BioCardia wins FDA backing for single-trial PMA path for CardiAMP
BioCardia has received formal written confirmation from the US Food and Drug Administration that its ongoing CardiAMP Heart Failure II trial may serve as the basis for a Premarket Approval (PMA) application for the CardiAMP Cell Therapy System in ischaemic heart failure with reduced ejection fraction (HFrEF). The minutes, issued by the FDA's Centre for Biologics Evaluation and Research (CBER) following a Q-Sub meeting, represent a meaningful concession from an agency that has historically preferred to see two well-designed pivotal trials before approving therapies targeting large patient populations.
The PMA pathway is the most stringent marketing authorisation route available for high-risk medical devices and biologics in the United States. For BioCardia, the confirmation is significant because HFrEF is a broad indication — the company estimates more than one million US patients could be eligible for the therapy — and regulators have typically been conservative about approving novel interventional approaches in this population on the basis of a single study.
The CardiAMP programme
CardiAMP Cell Therapy is an autologous procedure that harvests a patient's own bone marrow cells and delivers them to the heart via a catheter-based system. The intended mechanism involves increasing capillary density and reducing myocardial fibrosis to address microvascular dysfunction. The therapy carries FDA Breakthrough Device designation, which provides for more frequent agency interaction and may expedite review timelines. Centres for Medicare and Medicaid Services (CMS) has authorised reimbursement during the clinical trials, which the company describes as evidence that the FDA has already determined the therapy to be safe in an investigational context.
Separately, Japan's Pharmaceutical and Medical Device Agency (PMDA) has signalled that data from three completed clinical studies likely provides sufficient evidence to support a regulatory submission in that market. BioCardia has listed a Japan PMDA submission as a Q4 2026 milestone, alongside publication of the CardiAMP HF manuscript.
Chief executive Peter Altman said the FDA's recognition of the completed CardiAMP HF data as the first of two trials — implying the ongoing HF II study may stand alone — reflected the "great need" among patients with ischaemic HFrEF for new therapeutic options.
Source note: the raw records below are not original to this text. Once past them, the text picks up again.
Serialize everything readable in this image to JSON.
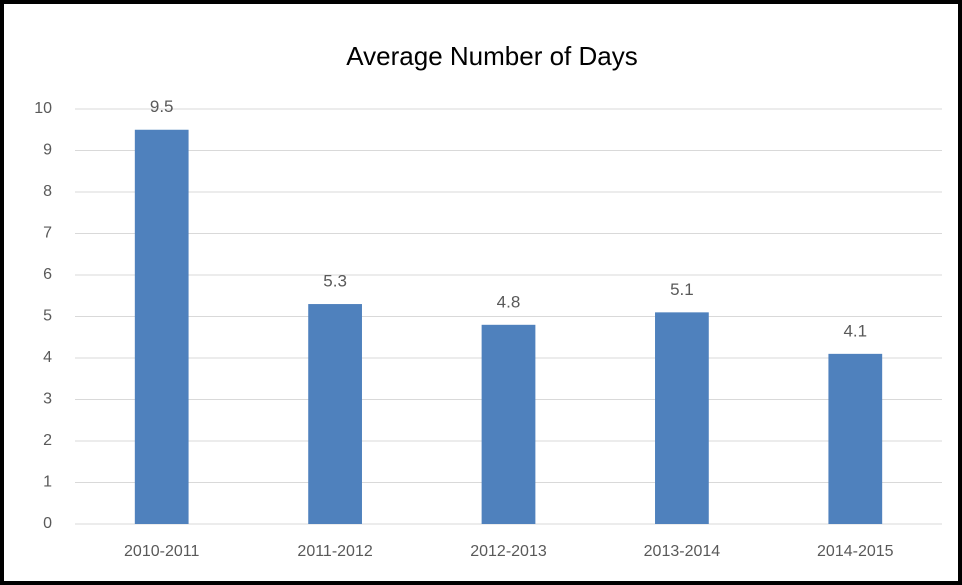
{
  "chart_data": {
    "type": "bar",
    "title": "Average Number of Days",
    "categories": [
      "2010-2011",
      "2011-2012",
      "2012-2013",
      "2013-2014",
      "2014-2015"
    ],
    "values": [
      9.5,
      5.3,
      4.8,
      5.1,
      4.1
    ],
    "color": "#4f81bd",
    "ylim": [
      0,
      10
    ],
    "yticks": [
      0,
      1,
      2,
      3,
      4,
      5,
      6,
      7,
      8,
      9,
      10
    ],
    "grid": true,
    "data_labels": true
  }
}
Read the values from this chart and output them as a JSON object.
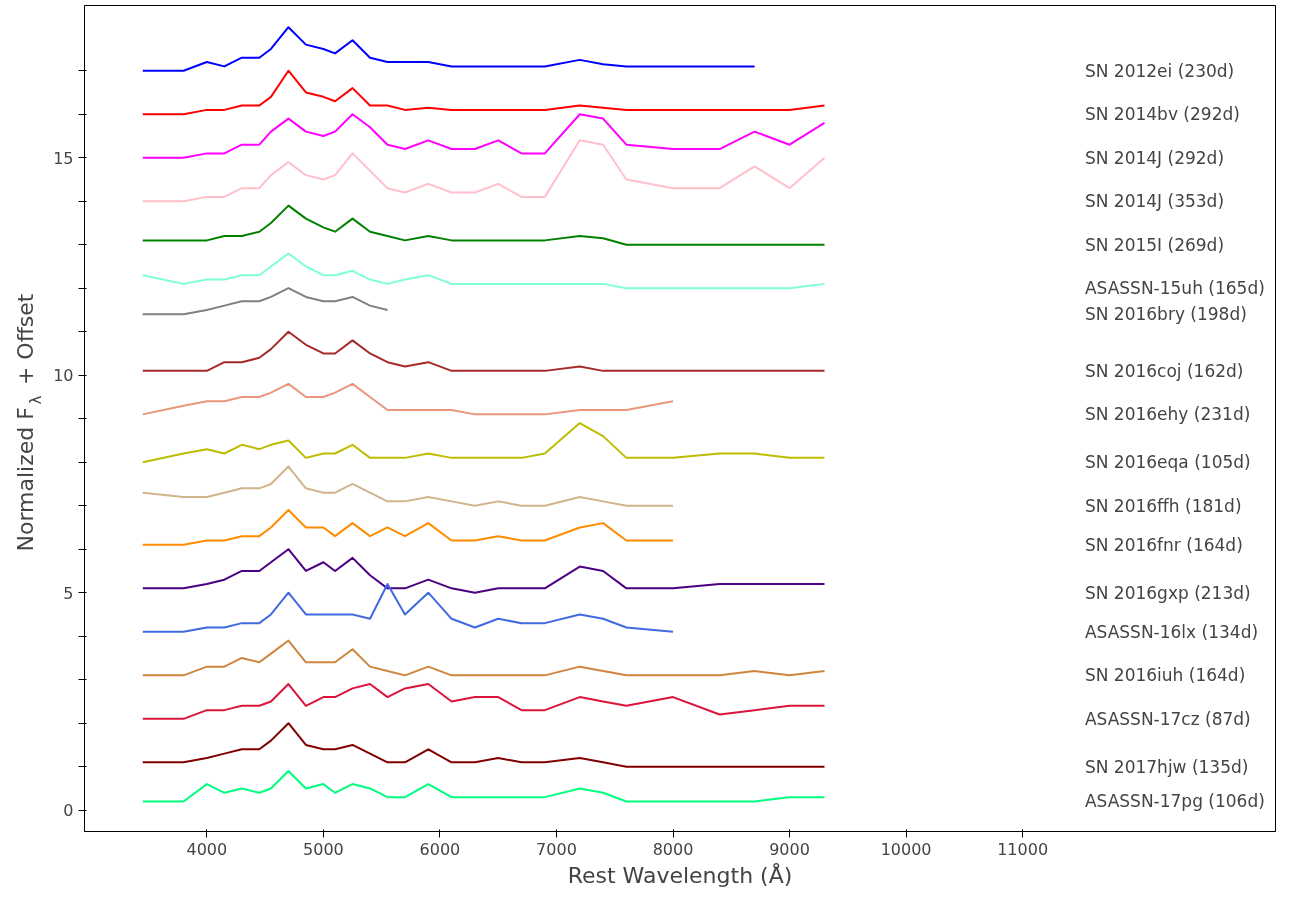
{
  "chart_data": {
    "type": "line",
    "xlabel": "Rest Wavelength (Å)",
    "ylabel": "Normalized F$_{λ}$ + Offset",
    "xlim": [
      2950,
      13170
    ],
    "ylim": [
      -0.49,
      18.5
    ],
    "xticks": [
      4000,
      5000,
      6000,
      7000,
      8000,
      9000,
      10000,
      11000
    ],
    "yticks": [
      0,
      {
        "value": 1,
        "label": null
      },
      {
        "value": 2,
        "label": null
      },
      {
        "value": 3,
        "label": null
      },
      {
        "value": 4,
        "label": null
      },
      5,
      {
        "value": 6,
        "label": null
      },
      {
        "value": 7,
        "label": null
      },
      {
        "value": 8,
        "label": null
      },
      {
        "value": 9,
        "label": null
      },
      10,
      {
        "value": 11,
        "label": null
      },
      {
        "value": 12,
        "label": null
      },
      {
        "value": 13,
        "label": null
      },
      {
        "value": 14,
        "label": null
      },
      15,
      {
        "value": 16,
        "label": null
      },
      {
        "value": 17,
        "label": null
      }
    ],
    "grid": false,
    "marker": "none",
    "line_style": "solid",
    "x": [
      3450,
      3800,
      4000,
      4150,
      4300,
      4450,
      4550,
      4700,
      4850,
      5000,
      5100,
      5250,
      5400,
      5550,
      5700,
      5900,
      6100,
      6300,
      6500,
      6700,
      6900,
      7200,
      7400,
      7600,
      8000,
      8400,
      8700,
      9000,
      9300
    ],
    "series": [
      {
        "name": "SN 2012ei (230d)",
        "color": "#0000ff",
        "values": [
          17.0,
          17.0,
          17.2,
          17.1,
          17.3,
          17.3,
          17.5,
          18.0,
          17.6,
          17.5,
          17.4,
          17.7,
          17.3,
          17.2,
          17.2,
          17.2,
          17.1,
          17.1,
          17.1,
          17.1,
          17.1,
          17.25,
          17.15,
          17.1,
          17.1,
          17.1,
          17.1,
          null,
          null
        ]
      },
      {
        "name": "SN 2014bv (292d)",
        "color": "#ff0000",
        "values": [
          16.0,
          16.0,
          16.1,
          16.1,
          16.2,
          16.2,
          16.4,
          17.0,
          16.5,
          16.4,
          16.3,
          16.6,
          16.2,
          16.2,
          16.1,
          16.15,
          16.1,
          16.1,
          16.1,
          16.1,
          16.1,
          16.2,
          16.15,
          16.1,
          16.1,
          16.1,
          16.1,
          16.1,
          16.2
        ]
      },
      {
        "name": "SN 2014J (292d)",
        "color": "#ff00ff",
        "values": [
          15.0,
          15.0,
          15.1,
          15.1,
          15.3,
          15.3,
          15.6,
          15.9,
          15.6,
          15.5,
          15.6,
          16.0,
          15.7,
          15.3,
          15.2,
          15.4,
          15.2,
          15.2,
          15.4,
          15.1,
          15.1,
          16.0,
          15.9,
          15.3,
          15.2,
          15.2,
          15.6,
          15.3,
          15.8
        ]
      },
      {
        "name": "SN 2014J (353d)",
        "color": "#ffc0cb",
        "values": [
          14.0,
          14.0,
          14.1,
          14.1,
          14.3,
          14.3,
          14.6,
          14.9,
          14.6,
          14.5,
          14.6,
          15.1,
          14.7,
          14.3,
          14.2,
          14.4,
          14.2,
          14.2,
          14.4,
          14.1,
          14.1,
          15.4,
          15.3,
          14.5,
          14.3,
          14.3,
          14.8,
          14.3,
          15.0
        ]
      },
      {
        "name": "SN 2015I (269d)",
        "color": "#008000",
        "values": [
          13.1,
          13.1,
          13.1,
          13.2,
          13.2,
          13.3,
          13.5,
          13.9,
          13.6,
          13.4,
          13.3,
          13.6,
          13.3,
          13.2,
          13.1,
          13.2,
          13.1,
          13.1,
          13.1,
          13.1,
          13.1,
          13.2,
          13.15,
          13.0,
          13.0,
          13.0,
          13.0,
          13.0,
          13.0
        ]
      },
      {
        "name": "ASASSN-15uh (165d)",
        "color": "#7fffd4",
        "values": [
          12.3,
          12.1,
          12.2,
          12.2,
          12.3,
          12.3,
          12.5,
          12.8,
          12.5,
          12.3,
          12.3,
          12.4,
          12.2,
          12.1,
          12.2,
          12.3,
          12.1,
          12.1,
          12.1,
          12.1,
          12.1,
          12.1,
          12.1,
          12.0,
          12.0,
          12.0,
          12.0,
          12.0,
          12.1
        ]
      },
      {
        "name": "SN 2016bry (198d)",
        "color": "#808080",
        "values": [
          11.4,
          11.4,
          11.5,
          11.6,
          11.7,
          11.7,
          11.8,
          12.0,
          11.8,
          11.7,
          11.7,
          11.8,
          11.6,
          11.5,
          null,
          null,
          null,
          null,
          null,
          null,
          null,
          null,
          null,
          null,
          null,
          null,
          null,
          null,
          null
        ]
      },
      {
        "name": "SN 2016coj (162d)",
        "color": "#a52a2a",
        "values": [
          10.1,
          10.1,
          10.1,
          10.3,
          10.3,
          10.4,
          10.6,
          11.0,
          10.7,
          10.5,
          10.5,
          10.8,
          10.5,
          10.3,
          10.2,
          10.3,
          10.1,
          10.1,
          10.1,
          10.1,
          10.1,
          10.2,
          10.1,
          10.1,
          10.1,
          10.1,
          10.1,
          10.1,
          10.1
        ]
      },
      {
        "name": "SN 2016ehy (231d)",
        "color": "#e9967a",
        "values": [
          9.1,
          9.3,
          9.4,
          9.4,
          9.5,
          9.5,
          9.6,
          9.8,
          9.5,
          9.5,
          9.6,
          9.8,
          9.5,
          9.2,
          9.2,
          9.2,
          9.2,
          9.1,
          9.1,
          9.1,
          9.1,
          9.2,
          9.2,
          9.2,
          9.4,
          null,
          null,
          null,
          null
        ]
      },
      {
        "name": "SN 2016eqa (105d)",
        "color": "#bcbd00",
        "values": [
          8.0,
          8.2,
          8.3,
          8.2,
          8.4,
          8.3,
          8.4,
          8.5,
          8.1,
          8.2,
          8.2,
          8.4,
          8.1,
          8.1,
          8.1,
          8.2,
          8.1,
          8.1,
          8.1,
          8.1,
          8.2,
          8.9,
          8.6,
          8.1,
          8.1,
          8.2,
          8.2,
          8.1,
          8.1
        ]
      },
      {
        "name": "SN 2016ffh (181d)",
        "color": "#d2b48c",
        "values": [
          7.3,
          7.2,
          7.2,
          7.3,
          7.4,
          7.4,
          7.5,
          7.9,
          7.4,
          7.3,
          7.3,
          7.5,
          7.3,
          7.1,
          7.1,
          7.2,
          7.1,
          7.0,
          7.1,
          7.0,
          7.0,
          7.2,
          7.1,
          7.0,
          7.0,
          null,
          null,
          null,
          null
        ]
      },
      {
        "name": "SN 2016fnr (164d)",
        "color": "#ff8c00",
        "values": [
          6.1,
          6.1,
          6.2,
          6.2,
          6.3,
          6.3,
          6.5,
          6.9,
          6.5,
          6.5,
          6.3,
          6.6,
          6.3,
          6.5,
          6.3,
          6.6,
          6.2,
          6.2,
          6.3,
          6.2,
          6.2,
          6.5,
          6.6,
          6.2,
          6.2,
          null,
          null,
          null,
          null
        ]
      },
      {
        "name": "SN 2016gxp (213d)",
        "color": "#4b0082",
        "values": [
          5.1,
          5.1,
          5.2,
          5.3,
          5.5,
          5.5,
          5.7,
          6.0,
          5.5,
          5.7,
          5.5,
          5.8,
          5.4,
          5.1,
          5.1,
          5.3,
          5.1,
          5.0,
          5.1,
          5.1,
          5.1,
          5.6,
          5.5,
          5.1,
          5.1,
          5.2,
          5.2,
          5.2,
          5.2
        ]
      },
      {
        "name": "ASASSN-16lx (134d)",
        "color": "#4169e1",
        "values": [
          4.1,
          4.1,
          4.2,
          4.2,
          4.3,
          4.3,
          4.5,
          5.0,
          4.5,
          4.5,
          4.5,
          4.5,
          4.4,
          5.2,
          4.5,
          5.0,
          4.4,
          4.2,
          4.4,
          4.3,
          4.3,
          4.5,
          4.4,
          4.2,
          4.1,
          null,
          null,
          null,
          null
        ]
      },
      {
        "name": "SN 2016iuh (164d)",
        "color": "#cd853f",
        "values": [
          3.1,
          3.1,
          3.3,
          3.3,
          3.5,
          3.4,
          3.6,
          3.9,
          3.4,
          3.4,
          3.4,
          3.7,
          3.3,
          3.2,
          3.1,
          3.3,
          3.1,
          3.1,
          3.1,
          3.1,
          3.1,
          3.3,
          3.2,
          3.1,
          3.1,
          3.1,
          3.2,
          3.1,
          3.2
        ]
      },
      {
        "name": "ASASSN-17cz (87d)",
        "color": "#dc143c",
        "values": [
          2.1,
          2.1,
          2.3,
          2.3,
          2.4,
          2.4,
          2.5,
          2.9,
          2.4,
          2.6,
          2.6,
          2.8,
          2.9,
          2.6,
          2.8,
          2.9,
          2.5,
          2.6,
          2.6,
          2.3,
          2.3,
          2.6,
          2.5,
          2.4,
          2.6,
          2.2,
          2.3,
          2.4,
          2.4
        ]
      },
      {
        "name": "SN 2017hjw (135d)",
        "color": "#800000",
        "values": [
          1.1,
          1.1,
          1.2,
          1.3,
          1.4,
          1.4,
          1.6,
          2.0,
          1.5,
          1.4,
          1.4,
          1.5,
          1.3,
          1.1,
          1.1,
          1.4,
          1.1,
          1.1,
          1.2,
          1.1,
          1.1,
          1.2,
          1.1,
          1.0,
          1.0,
          1.0,
          1.0,
          1.0,
          1.0
        ]
      },
      {
        "name": "ASASSN-17pg (106d)",
        "color": "#00ff7f",
        "values": [
          0.2,
          0.2,
          0.6,
          0.4,
          0.5,
          0.4,
          0.5,
          0.9,
          0.5,
          0.6,
          0.4,
          0.6,
          0.5,
          0.3,
          0.3,
          0.6,
          0.3,
          0.3,
          0.3,
          0.3,
          0.3,
          0.5,
          0.4,
          0.2,
          0.2,
          0.2,
          0.2,
          0.3,
          0.3
        ]
      }
    ]
  }
}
Market context and competitive landscape
The cell therapy space for cardiac indications has a long and chequered history. Multiple earlier autologous cell programmes, including mesenchymal stem cell and CD34+ approaches from other developers, produced inconsistent Phase 2 results and failed to progress to approval, dampening investor appetite in the sector through much of the 2010s. BioCardia's Breakthrough designation and the CMS reimbursement precedent are intended to address some of that scepticism, but the field has yet to yield an approved cellular cardiac product in the US.
The broader HFrEF therapeutic landscape is crowded with approved pharmacological agents — SGLT2 inhibitors, sacubitril/valsartan, and guideline-directed device therapies — meaning any novel modality will need to demonstrate additive benefit in patients already receiving optimised background therapy. How the CardiAMP HF II trial is designed relative to those background therapies will be closely scrutinised when full data are published. The forthcoming manuscript from the first CardiAMP HF trial is therefore a near-term read-across event that could shape both investor and regulatory sentiment ahead of any PMA submission.
BioCardia has not disclosed enrolment numbers, interim data, or a projected PMA submission timeline, leaving the market to judge the news primarily on the procedural FDA confirmation rather than clinical substance.